Throwing you out? She’s bewildered, what are you talking about? Your mother loves you very much, but the girl protests with a strange kind of snort, you don’t know what’s been going on, Grandma, she doesn’t love me at all, not any more, and she grabs a tissue from the box on the medicine table and wipes her nose, laying her head on the old woman’s shoulder and sobbing sporadically.

That’s enough crying, she caresses her hair sadly, she’s heard all this before, more than once, what’s going on in that family of theirs, sitting around the fire of love and tirelessly measuring the height of the flames, what strange kind of torture is unfolding for them from generation to generation, how has such an implausible idea popped into her head? Of course she loves you, she insists, you’re her daughter, her only daughter!

It isn’t like that, the girl yells, she wants to adopt a new child, do you get it? She’s suddenly got the idea of trading me in! And Hemda is stunned, what do you mean, trade you in? Oddments of words, fragments of conversations, she stitches together with a clumsy hand, who said what to whom and when, it seems the mouths are changing, the tongues rolling, but the transparent spool of memory is still in her hands, she must not let it fall again, what’s this about trading you in, I loved the pair of you equally! Fragments of words, oddments of conversations, and still her granddaughter is moaning on her shoulder, for as long as I was her sweet little girl she loved me, but now I’m bigger and not as much hers any more, she’s finding this hard to cope with and she’s come up with a simple solution, to give me up and take another child in my place, so I don’t intend to get in her way, I’m moving out and leaving her alone with her new sprog.
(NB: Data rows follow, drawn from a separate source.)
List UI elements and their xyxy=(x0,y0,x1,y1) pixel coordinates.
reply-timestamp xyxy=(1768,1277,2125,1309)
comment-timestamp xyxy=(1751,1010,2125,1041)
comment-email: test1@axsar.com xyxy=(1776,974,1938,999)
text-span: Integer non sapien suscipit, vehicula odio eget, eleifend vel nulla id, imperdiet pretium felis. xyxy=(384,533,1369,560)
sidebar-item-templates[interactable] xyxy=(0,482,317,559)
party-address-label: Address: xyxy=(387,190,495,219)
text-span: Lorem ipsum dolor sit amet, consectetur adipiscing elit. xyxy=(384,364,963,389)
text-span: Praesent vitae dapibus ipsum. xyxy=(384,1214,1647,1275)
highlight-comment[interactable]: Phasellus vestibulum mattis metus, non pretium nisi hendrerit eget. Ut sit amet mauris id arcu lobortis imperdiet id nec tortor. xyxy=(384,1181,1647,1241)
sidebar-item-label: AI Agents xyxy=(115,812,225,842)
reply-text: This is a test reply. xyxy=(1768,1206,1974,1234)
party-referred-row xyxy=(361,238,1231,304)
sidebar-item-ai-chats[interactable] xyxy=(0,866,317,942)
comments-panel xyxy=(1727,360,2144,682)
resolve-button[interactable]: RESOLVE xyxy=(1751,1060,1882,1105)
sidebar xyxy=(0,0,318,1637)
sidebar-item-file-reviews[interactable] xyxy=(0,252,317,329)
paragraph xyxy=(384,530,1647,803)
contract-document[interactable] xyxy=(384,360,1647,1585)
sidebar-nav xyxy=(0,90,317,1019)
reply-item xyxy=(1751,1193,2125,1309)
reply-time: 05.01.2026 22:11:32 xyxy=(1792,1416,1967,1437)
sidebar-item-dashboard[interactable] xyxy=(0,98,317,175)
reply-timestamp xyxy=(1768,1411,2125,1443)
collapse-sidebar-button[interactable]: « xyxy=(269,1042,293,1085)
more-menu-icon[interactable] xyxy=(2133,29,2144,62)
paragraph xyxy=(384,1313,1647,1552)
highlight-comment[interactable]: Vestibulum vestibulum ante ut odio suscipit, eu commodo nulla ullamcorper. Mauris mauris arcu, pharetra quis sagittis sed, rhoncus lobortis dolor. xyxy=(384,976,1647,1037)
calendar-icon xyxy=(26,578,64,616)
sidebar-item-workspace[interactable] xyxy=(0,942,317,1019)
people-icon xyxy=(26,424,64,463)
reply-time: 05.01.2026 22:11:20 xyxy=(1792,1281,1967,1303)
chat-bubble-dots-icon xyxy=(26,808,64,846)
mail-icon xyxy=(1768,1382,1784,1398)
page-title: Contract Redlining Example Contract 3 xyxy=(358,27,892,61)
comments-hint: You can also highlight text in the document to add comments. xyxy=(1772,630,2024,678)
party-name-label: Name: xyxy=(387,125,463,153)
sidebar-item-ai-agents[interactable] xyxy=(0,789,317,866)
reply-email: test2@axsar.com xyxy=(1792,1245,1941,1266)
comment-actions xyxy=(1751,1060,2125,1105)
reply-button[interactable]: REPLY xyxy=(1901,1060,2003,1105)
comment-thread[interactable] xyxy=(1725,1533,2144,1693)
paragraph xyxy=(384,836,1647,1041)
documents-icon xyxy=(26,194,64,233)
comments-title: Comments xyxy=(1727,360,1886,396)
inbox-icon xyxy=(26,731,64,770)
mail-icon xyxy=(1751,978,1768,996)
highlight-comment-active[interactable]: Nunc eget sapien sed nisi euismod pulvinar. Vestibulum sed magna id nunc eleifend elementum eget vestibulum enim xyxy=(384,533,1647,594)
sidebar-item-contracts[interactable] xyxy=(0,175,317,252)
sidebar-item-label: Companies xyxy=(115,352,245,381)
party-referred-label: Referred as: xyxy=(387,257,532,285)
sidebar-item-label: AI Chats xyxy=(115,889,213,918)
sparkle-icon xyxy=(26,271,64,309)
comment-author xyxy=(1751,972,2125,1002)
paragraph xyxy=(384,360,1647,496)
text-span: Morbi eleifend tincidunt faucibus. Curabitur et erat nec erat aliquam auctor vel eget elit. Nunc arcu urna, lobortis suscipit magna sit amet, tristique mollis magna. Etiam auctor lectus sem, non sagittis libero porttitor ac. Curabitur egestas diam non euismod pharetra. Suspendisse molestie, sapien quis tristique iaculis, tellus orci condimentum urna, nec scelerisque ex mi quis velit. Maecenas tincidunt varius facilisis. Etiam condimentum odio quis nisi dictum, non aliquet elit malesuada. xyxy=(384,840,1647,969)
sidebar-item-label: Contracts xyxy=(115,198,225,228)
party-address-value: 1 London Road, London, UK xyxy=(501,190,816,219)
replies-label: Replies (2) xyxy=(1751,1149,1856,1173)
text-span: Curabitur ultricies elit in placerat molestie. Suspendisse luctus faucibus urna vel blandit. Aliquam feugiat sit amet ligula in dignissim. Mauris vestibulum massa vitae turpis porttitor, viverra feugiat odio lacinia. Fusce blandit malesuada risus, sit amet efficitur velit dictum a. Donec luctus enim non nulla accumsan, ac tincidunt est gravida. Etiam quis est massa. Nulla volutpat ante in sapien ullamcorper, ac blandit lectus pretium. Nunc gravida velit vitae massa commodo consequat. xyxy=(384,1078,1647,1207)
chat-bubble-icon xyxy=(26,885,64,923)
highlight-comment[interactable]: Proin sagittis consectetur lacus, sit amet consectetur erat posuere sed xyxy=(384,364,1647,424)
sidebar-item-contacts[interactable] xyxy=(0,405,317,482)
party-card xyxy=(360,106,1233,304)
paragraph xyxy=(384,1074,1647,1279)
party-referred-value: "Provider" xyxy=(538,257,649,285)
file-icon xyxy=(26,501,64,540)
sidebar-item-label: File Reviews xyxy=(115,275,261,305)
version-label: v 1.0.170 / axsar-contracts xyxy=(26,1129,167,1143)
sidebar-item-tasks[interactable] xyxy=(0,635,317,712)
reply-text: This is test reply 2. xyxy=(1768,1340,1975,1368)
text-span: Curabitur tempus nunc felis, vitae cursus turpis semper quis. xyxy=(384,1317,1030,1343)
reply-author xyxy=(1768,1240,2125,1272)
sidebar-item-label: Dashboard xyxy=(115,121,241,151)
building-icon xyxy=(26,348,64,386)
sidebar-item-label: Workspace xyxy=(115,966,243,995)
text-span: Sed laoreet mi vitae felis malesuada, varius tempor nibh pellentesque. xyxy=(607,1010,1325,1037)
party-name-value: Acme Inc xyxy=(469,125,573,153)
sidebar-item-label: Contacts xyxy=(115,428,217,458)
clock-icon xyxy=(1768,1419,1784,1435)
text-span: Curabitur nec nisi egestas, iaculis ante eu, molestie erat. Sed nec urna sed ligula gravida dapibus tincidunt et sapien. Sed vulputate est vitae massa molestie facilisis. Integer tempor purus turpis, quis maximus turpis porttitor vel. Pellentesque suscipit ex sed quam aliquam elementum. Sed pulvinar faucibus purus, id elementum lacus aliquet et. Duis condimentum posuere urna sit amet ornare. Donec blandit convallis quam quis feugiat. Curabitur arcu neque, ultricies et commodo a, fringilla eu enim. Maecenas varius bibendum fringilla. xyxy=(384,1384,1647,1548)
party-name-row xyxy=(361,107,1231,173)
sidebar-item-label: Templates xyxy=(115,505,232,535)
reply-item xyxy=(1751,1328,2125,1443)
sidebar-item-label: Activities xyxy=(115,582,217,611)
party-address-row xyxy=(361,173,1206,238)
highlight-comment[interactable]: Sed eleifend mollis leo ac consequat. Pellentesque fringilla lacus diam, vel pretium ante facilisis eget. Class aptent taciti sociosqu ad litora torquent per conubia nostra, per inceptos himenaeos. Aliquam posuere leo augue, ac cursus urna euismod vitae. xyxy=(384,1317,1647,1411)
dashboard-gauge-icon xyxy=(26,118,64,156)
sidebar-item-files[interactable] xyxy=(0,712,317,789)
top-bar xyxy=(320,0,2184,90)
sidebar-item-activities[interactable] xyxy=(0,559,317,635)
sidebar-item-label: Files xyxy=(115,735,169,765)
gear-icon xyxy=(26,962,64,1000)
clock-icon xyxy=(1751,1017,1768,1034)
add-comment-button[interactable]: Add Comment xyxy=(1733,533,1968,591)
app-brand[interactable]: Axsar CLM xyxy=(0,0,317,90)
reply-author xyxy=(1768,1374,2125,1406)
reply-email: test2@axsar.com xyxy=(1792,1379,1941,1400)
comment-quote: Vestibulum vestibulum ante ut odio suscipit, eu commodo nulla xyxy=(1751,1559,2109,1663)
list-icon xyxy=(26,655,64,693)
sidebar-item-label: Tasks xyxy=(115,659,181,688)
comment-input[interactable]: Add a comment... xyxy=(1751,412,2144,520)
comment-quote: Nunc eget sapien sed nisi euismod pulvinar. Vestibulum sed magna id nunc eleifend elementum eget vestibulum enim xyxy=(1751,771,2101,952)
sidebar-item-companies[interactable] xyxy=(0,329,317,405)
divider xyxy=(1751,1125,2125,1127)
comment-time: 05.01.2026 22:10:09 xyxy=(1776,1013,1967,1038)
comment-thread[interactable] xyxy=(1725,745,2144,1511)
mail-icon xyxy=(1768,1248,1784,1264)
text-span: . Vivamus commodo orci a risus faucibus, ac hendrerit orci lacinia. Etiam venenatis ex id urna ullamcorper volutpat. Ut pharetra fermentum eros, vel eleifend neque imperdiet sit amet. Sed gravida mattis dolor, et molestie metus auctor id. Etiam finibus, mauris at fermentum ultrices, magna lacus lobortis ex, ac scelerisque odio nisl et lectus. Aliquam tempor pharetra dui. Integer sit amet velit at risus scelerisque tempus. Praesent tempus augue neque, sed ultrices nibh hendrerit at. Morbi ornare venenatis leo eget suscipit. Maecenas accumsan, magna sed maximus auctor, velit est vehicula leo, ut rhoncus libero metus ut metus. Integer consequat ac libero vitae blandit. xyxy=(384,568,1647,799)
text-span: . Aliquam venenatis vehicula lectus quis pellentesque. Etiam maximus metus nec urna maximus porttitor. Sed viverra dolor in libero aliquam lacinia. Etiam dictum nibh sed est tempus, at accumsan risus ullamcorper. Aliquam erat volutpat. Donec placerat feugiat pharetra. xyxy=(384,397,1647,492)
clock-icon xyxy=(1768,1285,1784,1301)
What’s this story you’re telling me, she mumbles, and for a moment there is such a clear picture in her mind, she must put words to it before they are erased, this is her opportunity and perhaps there won’t be another, one more step, Hemda, don’t fall down now, and she says with an effort, you and your mother, you’re not a married couple, it’s true that in a couple a new partner may replace a former one, but a child? Think of your cousins for example, when little Yotam was born did he replace Tomer?

This is completely different, Grandma, you don’t understand, the girl detaches herself from her grandmother’s shoulder, takes off her glasses and puts them down on the oval table, she wants to adopt, she wants to bring a child home, a total stranger from the other side of the world, and Hemda says, every child is a stranger until he comes out into the light of the world and sometimes even afterwards, but a child is a child, there’s no real distinction here, it isn’t that different from pregnancy.

The fact is she didn’t want to be pregnant! And another fact, she didn’t want another child when I was younger! It’s only now she’s suddenly remembered, and that means her love is conditional, and the moment I’m not giving her what she wants she’s looking for someone else, and it’s all my fault, she wails, I was horrible to her, and she couldn’t cope with it, and now she’s punishing me by deserting me the way I deserted her, she’s stopped loving me and I deserve it, and Hemda takes the trembling girl in her arms again, as she carries on without a moment’s pause, I didn’t mean to, it just happened, I don’t understand it myself, suddenly things have changed and I’ve started going round more with my friends, and every time I came home I found Mum waiting for me with this really depressed look on her face, and so I preferred sleeping over at my friends’ houses, and even when I wanted to be with her and tell her things, the words just didn’t come out right. Suddenly I was angry with her and saying bad things to her and then I was angry with myself and taking it out on her, is it my fault I’ve grown up? Only dead children don’t grow up!